Community can end violence, CDC chief tells health grads

May 26, 1994|By Holly Selby | Holly Selby,Sun Staff Writer

Calling an end to violence a priority, the nation's leading public health official told graduates of the Johns Hopkins University School of Hygiene and Public Health yesterday that "community" will be a key to stopping bloodshed.

"Some will say that violence is a criminal problem. . . . Some will say it is a social problem," said Dr. David Satcher, director of the federal Centers for Disease Control and Prevention.

"But [as with other public health problems] we can monitor it; we can point to those people who are at risk. We can intervene, and we can evaluate the results of our efforts."

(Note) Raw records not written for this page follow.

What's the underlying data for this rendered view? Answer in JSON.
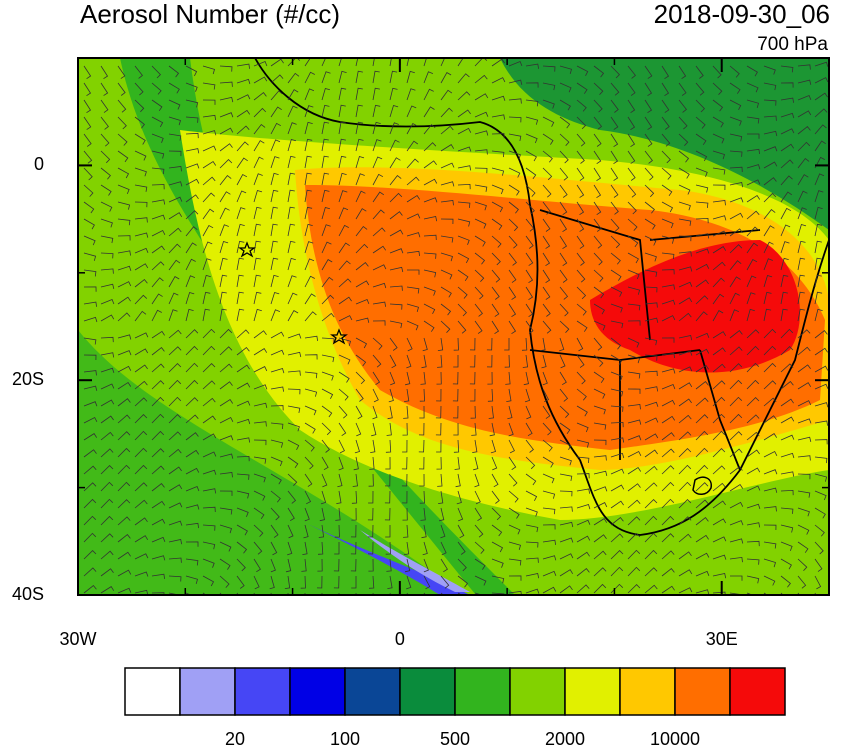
{
  "title": "Aerosol Number (#/cc)",
  "valid_time": "2018-09-30_06",
  "level": "700 hPa",
  "map": {
    "lon_range": [
      -30,
      40
    ],
    "lat_range": [
      -40,
      10
    ],
    "lon_ticks": [
      {
        "value": -30,
        "label": "30W"
      },
      0,
      {
        "value": 30,
        "label": "30E"
      }
    ],
    "lat_ticks": [
      0,
      {
        "value": -20,
        "label": "20S"
      },
      {
        "value": -40,
        "label": "40S"
      }
    ]
  },
  "colorbar": {
    "colors": [
      "#ffffff",
      "#a0a0f5",
      "#4646f5",
      "#0000e6",
      "#0a4696",
      "#0a8c3c",
      "#32b41e",
      "#82d200",
      "#e1f000",
      "#ffc800",
      "#ff6e00",
      "#f50a0a"
    ],
    "labels": [
      20,
      100,
      500,
      2000,
      10000
    ]
  }
}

Homicide is a leading cause of death nationally among young adults, Dr. Satcher said, as he explained why decreased incidence of violence heads a list of public health needs that includes immunizations and improved health care for women.

Speaking to nearly 400 graduates, the largest class in the school's 78-year history, Dr. Satcher said that public health professionals "are concerned about the health of the community." And, using an anecdote about a meeting he had earlier this year in Morocco with African youths, Dr. Satcher reprimanded his Baltimore audience for allowing the violence to continue.

"Where is our community?" Dr. Satcher said the youths asked him. "Where are the people who would not allow guns in our schools?"

The future of public health lies in rebuilding a sense of community, he said, and strengthening social ties.

Dr. Satcher, who has headed the nation's public health agency since last year, also plugged President Clinton's health care proposal, saying that any reform must include changes in public health policy.

The president's reform package includes "a new vision for public health" -- and a number of initiatives that would be directed through the CDC, Dr. Satcher said.

Those measures would include a far greater emphasis on prevention. "Less than 1 percent of health expenditures go to population-based prevention efforts," he said. "We should triple the budget" for preventive measures. Public health reform also would include strengthened surveillance methods to track diseases, increased spending on early diagnoses and improved communication between the medical establishment and community members.

By necessity, the new definition of public health must be global, Dr. Satcher said. The increased incidence of tuberculosis, the spread of the AIDS virus and growing violence are worldwide threats, he said.